C. DIVA FPU (Fused Configuration)
III. IMPLEMENTATION
Both FPU designs have been described in Verilog with the exception of the two-stage multiplier, where the netlist was generated using Synopsys synthesis tools. These netlists along with the ROM needed for the divider were combined together. For balanced pipeline stages and generating a 2-stage multiplier, register retiming techniques have been generally applied in the logic synthesis step. The FPUs were synthesized to 0.18µm technology under the timing constraint of a 266MHz clock frequency, and the resulting netlists were then placed and routed to generate a layout using Cadence Silicon Ensemble. The layouts and features of both FPUs are presented in Fig. 5 and Table I , respectively.
IV. COMPARISON RESULTS
A. DIVA FPU vs. MONARCH FPU
The implementation results show that the area of the DIVA FPU is 19.7% smaller than the area of the MONARCH FPU. The area overhead of the DIVA FPU to the overall PIM design is also very small as 8 FPUs occupy only 3.6% of the total area of the existing DIVA PIM chip, preserving the majority of the die area for memory. This area optimization has been achieved through sub-block sharing among different functions. Another factor of area reduction results from the architectural difference between the two designs. Since the DIVA FPU is a 5-stage pipelined architecture and the MONARCH FPU is a 3-stage pipelined architecture, a smaller design is generated in the case of the DIVA FPU in the synthesis step, when the same timing constraint is applied, as less logic per stage and overall is needed to meet the timing requirement. This architectural difference also shows that the MONARCH FPU exhibits superior performance to the DIVA FPU. In addition to supporting concurrent add/multiply operations, the latency of the MONARCH FPU is 3 clock cycles, while the latency of the DIVA FPU is 5 clock cycles (for all operations except division in both cases, as noted earlier).
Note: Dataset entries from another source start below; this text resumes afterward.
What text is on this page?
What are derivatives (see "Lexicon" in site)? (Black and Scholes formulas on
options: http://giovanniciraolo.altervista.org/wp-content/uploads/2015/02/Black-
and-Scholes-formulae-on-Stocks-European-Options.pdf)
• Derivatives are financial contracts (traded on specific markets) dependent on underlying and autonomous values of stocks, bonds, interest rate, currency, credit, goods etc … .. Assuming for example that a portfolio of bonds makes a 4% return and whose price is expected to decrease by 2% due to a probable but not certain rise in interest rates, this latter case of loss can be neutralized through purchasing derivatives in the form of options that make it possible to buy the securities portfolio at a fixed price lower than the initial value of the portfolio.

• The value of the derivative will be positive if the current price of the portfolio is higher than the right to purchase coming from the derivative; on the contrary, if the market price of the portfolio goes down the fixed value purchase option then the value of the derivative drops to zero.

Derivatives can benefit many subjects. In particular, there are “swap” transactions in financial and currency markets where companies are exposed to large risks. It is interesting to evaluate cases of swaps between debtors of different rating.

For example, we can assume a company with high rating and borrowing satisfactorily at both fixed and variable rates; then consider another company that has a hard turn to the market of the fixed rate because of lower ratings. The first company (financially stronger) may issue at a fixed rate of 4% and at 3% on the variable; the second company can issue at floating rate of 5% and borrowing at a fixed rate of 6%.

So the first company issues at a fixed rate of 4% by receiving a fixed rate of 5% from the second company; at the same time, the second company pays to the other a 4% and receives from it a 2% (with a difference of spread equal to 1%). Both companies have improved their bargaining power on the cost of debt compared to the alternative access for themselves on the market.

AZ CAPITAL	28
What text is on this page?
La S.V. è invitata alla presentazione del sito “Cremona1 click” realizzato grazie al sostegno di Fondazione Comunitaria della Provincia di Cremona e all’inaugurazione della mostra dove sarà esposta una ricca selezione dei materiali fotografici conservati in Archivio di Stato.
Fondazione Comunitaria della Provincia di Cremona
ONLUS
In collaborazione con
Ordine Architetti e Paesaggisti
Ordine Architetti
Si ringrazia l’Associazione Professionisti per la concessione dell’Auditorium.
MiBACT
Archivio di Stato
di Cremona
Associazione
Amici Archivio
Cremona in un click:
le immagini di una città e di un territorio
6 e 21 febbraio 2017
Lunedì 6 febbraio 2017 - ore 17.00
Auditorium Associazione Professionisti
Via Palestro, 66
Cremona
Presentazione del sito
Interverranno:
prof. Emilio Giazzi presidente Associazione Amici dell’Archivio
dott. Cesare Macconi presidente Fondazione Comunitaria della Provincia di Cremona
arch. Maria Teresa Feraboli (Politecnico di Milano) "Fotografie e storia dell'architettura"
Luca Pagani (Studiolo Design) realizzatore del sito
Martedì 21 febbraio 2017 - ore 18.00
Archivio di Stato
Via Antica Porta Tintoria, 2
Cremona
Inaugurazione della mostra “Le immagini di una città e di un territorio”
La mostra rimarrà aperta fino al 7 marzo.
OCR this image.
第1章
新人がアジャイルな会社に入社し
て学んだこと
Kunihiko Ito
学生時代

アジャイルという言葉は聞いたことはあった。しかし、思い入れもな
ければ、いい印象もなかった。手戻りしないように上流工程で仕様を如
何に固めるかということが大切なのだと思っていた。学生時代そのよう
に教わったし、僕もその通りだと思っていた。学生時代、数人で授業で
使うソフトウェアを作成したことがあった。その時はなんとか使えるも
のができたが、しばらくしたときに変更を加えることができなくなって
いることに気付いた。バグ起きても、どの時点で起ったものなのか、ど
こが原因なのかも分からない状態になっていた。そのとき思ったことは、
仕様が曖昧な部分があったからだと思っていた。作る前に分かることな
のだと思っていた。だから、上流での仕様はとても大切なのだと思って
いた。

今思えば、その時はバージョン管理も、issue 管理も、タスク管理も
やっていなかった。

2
B. 1-stage multiplier vs. 2-stage multiplier
A 2-stage pipelined multiplier was used in the DIVA FPU fraction datapath after several design considerations. By using a 2-stage multiplier, the number of stages is larger, therefore increasing the latency. However, the area of the overall synthesized design is smaller than one using a 1-stage multiplier because of the smaller size of the synthesized fraction multiplier, which occupies a substantial area in an FPU design. Since there are several multiply operations in the division algorithm used for both FPU designs, the multiplier architecture also affects the overall performance of division operations. When a 2-stage multiplier is used, the latency of the division operation increases from 9 clock cycles to 12 clock cycles. However, there is a slight throughput advantage of using a 2-stage multiplier since consecutive division instructions can be issued at every 5 clock cycles, while 6 clock cycles of instruction issue delay are required to ensure in-order completion when a 1-stage multiplier is used. C. Power Dissipation Fig. 6 presents simulation results of the power dissipation of each FPU design for each instruction, where the same instruction was repeated on a random input data stream at the highest throughput rate. The results show that the DIVA FPU consumes approximately 41% more power than MONARCH FPU as the average power dissipation of the DIVA FPU is 100.5mW and the average power dissipation of the MONARCH FPU is 71.2mW with a clock frequency of 266MHz at 1.8v. This difference results mainly from the difference between the organizations of the two FPU designs. Even though one of either the ALU or Mul/Div fraction datapath is active by controlling the enable signals of the pipeline registers in the DIVA FPU, there are several components shared between the ALU and the Mul/Div blocks that operate continuously. On the other hand, since the ALU block and the Mul/Div block inside the MONARCH FPU are completely separated, exactly only one of them is active at all times for single-instruction issue. If the MONARCH ALU and Mul/Div blocks are operated concurrently, then obviously the power dissipation of the MONARCH FPU is larger than that of the DIVA FPU. The average power dissipation for multiply and divide instructions is more than other ALU type instructions, mainly resulting from the larger datapath of the Mul/Div block.
V. CONCLUSION
This paper presented two types of FPU architectures optimized for different design goals, their design trade-offs, implementation details and comparison results. Standard cell implementations based on TSMC 0.18µm CMOS technology have shown that each FPU design is well optimized to satisfy the requirements of its applications. A single-instruction issue design is implemented in very small area; however, a design capable of concurrently executing FP add and multiply instructions is achievable with roughly a 24% area increase. The DIVA FPU has been implemented in a PIM chip, and it is fully functional [10] . The MONARCH chip incorporating the other described FPU will tape out in 2005.